Peer-to-peer lender Grouplend has rebranded its online offering in anticipation of its expansion beyond the personal loan industry.
As of Wednesday, Grouplend has rebranded its company name to Grow and renamed the website to poweredbygrow.com.
"We were born from the spirit of peer-to-peer lending, and the name Grouplend served the purpose of describing what we did in a very literal way," chief executive officer Kevin Sandhu says. "We continue to deliver personal loans through an investor-backed model that lowers interest rates, but during our journey to this point, we discovered that our technology can be leveraged into many other areas of financial services as well."
Online lending, commonly known as peer-to-peer or marketplace lending, connects accredited investors with individuals looking to borrow. For borrowers, interest rates can range anywhere from 5.0 per cent to as high as the low 20s, with the average interest rate hovering around the mid-teen mark.
But now Grow is looking to expand beyond its primary offering of personal loans.
The product expansion is one of the key drivers behind the company's rebrand as they look to branch into non-lending products such as investment and insurance products. Mr. Sandhu is staying quiet on the specifics of the new product line-up, but says the company is working in partnership with a number of Canadian financial institutions to launch in the new year.
For the most part, financial technology companies, including Grouplend, have been reinventing traditional bank products, according to Mr. Sandhu. "By using a real technology approach we are able to develop products that no banks have offered before."
Earlier this year, Grouplend raised $10.2-million in financing that was led by Markus Frind, CEO of dating site PlentyofFish, and Lance Tracey, founder of cloud services company Peer 1 Hosting.
The additional capital allowed the company to develop its first non-bank product Ratetracker, an online and mobile application that notifies clients on the status of their credit score.
Although still linked to the lending side, Mr. Sandhu compares Ratetracker to the security that overdraft protection would offer a client, but with a transparency he says that banks cannot duplicate because of technology restraints.
"The trend we are really seeing is that consumers are demanding transparency in all things financially related and we want to be leading the charge in that," says Sean O'Connor, director of business development for Grow. "Obviously, we are seeing that demand the most in the investment world, but we think that all facets of the banking industry are ready for disruption with technology."
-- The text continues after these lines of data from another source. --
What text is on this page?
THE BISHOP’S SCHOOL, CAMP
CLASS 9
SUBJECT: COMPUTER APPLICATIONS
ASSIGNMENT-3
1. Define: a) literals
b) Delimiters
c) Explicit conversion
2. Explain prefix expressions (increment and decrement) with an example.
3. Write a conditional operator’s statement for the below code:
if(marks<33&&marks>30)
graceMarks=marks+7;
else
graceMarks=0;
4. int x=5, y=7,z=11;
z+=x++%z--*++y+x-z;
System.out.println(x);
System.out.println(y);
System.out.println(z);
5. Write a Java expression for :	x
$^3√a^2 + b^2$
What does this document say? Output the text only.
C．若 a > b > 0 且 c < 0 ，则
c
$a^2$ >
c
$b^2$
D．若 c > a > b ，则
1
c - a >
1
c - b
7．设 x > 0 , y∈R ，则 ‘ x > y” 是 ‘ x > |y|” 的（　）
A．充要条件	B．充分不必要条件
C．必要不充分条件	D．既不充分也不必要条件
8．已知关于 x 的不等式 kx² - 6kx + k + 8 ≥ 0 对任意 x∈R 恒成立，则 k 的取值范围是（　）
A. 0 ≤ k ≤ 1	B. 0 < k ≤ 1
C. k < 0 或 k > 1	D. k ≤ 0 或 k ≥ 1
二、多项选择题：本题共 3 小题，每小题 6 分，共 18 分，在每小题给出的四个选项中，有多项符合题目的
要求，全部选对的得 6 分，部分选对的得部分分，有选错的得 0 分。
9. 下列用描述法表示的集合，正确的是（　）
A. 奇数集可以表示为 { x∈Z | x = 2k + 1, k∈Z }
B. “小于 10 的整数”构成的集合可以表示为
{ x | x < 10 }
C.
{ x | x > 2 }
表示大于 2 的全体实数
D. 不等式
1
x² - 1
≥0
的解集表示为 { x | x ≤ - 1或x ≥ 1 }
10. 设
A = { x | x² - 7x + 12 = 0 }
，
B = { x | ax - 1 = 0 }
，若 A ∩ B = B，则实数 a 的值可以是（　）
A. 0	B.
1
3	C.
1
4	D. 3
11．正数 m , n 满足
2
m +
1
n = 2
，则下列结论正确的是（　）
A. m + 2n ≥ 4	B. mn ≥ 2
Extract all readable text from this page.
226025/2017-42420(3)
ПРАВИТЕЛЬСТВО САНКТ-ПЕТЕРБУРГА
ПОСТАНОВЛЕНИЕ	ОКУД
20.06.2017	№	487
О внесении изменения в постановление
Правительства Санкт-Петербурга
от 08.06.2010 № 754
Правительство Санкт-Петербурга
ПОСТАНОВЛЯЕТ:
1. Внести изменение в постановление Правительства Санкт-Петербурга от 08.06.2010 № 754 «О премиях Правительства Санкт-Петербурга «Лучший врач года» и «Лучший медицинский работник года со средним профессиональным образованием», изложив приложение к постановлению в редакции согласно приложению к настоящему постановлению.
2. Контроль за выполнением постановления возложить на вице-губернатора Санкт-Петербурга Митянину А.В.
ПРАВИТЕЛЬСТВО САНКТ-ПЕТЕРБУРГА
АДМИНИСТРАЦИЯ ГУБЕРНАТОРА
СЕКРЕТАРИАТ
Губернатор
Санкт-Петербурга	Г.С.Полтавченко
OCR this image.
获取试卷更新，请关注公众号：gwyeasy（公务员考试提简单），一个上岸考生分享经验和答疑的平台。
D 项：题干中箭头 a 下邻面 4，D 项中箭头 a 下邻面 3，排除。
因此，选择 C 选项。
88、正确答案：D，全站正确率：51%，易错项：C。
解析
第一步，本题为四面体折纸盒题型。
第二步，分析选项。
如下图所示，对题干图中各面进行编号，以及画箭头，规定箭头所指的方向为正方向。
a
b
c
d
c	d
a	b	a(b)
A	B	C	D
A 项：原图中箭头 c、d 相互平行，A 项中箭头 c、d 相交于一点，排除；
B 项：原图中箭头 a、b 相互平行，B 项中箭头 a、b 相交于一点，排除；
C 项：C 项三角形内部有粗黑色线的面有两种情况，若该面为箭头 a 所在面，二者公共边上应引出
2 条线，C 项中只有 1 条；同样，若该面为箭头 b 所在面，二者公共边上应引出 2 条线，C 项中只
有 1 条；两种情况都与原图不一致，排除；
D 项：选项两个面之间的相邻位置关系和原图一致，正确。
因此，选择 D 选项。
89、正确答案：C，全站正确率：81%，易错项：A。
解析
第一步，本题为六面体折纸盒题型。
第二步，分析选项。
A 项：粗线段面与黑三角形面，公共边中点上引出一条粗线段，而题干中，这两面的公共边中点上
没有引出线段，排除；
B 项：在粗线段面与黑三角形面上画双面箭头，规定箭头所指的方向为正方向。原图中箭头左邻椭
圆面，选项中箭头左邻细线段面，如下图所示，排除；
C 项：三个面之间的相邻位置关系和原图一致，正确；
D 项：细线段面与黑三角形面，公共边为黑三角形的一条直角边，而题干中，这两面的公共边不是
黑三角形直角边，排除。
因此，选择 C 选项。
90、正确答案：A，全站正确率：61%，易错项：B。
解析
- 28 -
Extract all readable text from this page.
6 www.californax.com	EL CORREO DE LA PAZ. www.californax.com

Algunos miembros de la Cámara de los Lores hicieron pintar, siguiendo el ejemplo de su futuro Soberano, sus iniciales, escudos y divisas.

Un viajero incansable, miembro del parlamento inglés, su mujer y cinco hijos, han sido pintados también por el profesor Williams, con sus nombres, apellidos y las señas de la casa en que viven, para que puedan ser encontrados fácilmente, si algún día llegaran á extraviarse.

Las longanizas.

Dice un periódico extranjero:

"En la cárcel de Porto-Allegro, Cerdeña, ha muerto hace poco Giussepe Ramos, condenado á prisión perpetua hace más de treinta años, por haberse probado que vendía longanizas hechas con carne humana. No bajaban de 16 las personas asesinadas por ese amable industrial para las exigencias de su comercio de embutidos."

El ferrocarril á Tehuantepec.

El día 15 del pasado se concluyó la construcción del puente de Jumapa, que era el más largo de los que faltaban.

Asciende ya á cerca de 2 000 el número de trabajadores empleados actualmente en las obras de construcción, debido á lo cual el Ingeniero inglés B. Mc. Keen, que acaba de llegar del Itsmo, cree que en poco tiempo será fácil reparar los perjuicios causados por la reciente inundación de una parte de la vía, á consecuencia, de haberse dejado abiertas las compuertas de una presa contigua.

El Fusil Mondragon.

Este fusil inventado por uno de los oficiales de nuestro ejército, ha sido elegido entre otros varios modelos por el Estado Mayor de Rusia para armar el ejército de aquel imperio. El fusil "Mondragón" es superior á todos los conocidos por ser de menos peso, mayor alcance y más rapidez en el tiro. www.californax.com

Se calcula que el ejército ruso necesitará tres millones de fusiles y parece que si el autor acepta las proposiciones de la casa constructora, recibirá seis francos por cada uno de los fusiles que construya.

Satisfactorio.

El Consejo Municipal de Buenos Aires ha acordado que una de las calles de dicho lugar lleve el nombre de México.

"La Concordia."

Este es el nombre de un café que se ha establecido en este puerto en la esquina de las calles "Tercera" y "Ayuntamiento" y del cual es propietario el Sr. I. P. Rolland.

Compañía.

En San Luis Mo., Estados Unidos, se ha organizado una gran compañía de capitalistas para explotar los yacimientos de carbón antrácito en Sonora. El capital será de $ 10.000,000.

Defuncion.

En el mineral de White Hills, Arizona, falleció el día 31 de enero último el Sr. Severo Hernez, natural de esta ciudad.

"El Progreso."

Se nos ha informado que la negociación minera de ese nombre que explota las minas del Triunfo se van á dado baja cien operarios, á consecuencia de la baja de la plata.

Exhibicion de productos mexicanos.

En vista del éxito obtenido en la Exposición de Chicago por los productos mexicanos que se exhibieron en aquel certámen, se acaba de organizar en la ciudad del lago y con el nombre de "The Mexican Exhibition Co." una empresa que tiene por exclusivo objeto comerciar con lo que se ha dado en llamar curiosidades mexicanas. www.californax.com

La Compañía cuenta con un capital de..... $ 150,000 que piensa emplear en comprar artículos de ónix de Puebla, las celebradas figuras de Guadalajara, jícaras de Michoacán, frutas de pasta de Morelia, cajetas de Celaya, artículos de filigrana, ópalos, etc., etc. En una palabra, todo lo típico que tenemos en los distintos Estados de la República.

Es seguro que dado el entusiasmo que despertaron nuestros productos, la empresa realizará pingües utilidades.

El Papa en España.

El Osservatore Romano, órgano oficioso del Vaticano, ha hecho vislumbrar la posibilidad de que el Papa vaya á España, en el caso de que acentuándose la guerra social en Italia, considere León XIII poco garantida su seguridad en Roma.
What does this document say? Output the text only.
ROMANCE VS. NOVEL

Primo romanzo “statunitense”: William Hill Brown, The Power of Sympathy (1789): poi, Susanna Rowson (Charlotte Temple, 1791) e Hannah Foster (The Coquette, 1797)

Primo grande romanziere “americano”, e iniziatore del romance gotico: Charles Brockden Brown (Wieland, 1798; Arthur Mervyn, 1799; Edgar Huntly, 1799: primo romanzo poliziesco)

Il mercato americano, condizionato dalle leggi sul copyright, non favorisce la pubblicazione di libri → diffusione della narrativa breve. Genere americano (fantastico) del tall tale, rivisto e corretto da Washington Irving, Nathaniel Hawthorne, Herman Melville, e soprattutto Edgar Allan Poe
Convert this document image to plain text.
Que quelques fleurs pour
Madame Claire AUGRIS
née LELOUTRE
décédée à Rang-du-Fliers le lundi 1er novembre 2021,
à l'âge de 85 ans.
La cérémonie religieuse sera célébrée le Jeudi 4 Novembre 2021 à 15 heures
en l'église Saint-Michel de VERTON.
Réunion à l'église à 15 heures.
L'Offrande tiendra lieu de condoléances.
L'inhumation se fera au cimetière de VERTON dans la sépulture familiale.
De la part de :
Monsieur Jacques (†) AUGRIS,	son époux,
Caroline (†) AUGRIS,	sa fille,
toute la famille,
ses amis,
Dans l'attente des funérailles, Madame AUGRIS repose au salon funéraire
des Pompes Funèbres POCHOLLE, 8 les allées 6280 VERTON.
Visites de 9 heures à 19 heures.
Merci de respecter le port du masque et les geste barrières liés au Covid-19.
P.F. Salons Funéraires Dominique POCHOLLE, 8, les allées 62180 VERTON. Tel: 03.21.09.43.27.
Ratetracker can e-mail or text monthly reports that show an individual's current credit rating score – as well as a lending rate that is guaranteed for 21 days. Users will see the guaranteed rate, the amount they are qualified to borrow and what monthly payments would be on that loan. Unlike other credit reporting, which can charge $15 to $25 a month, there is no fee for the service and it does not affect a user's credit rating.
"An unexpected car repair or a broken water pipe can really take people by surprise and if they already have a balance on their credit card, then that could put them in a bind," Mr. Sandhu says. "The last thing they want to do is try and refinance their credit card. For those individuals who want to be able to monitor their own creditworthiness they need more information than just a credit score when they are looking for alternative options."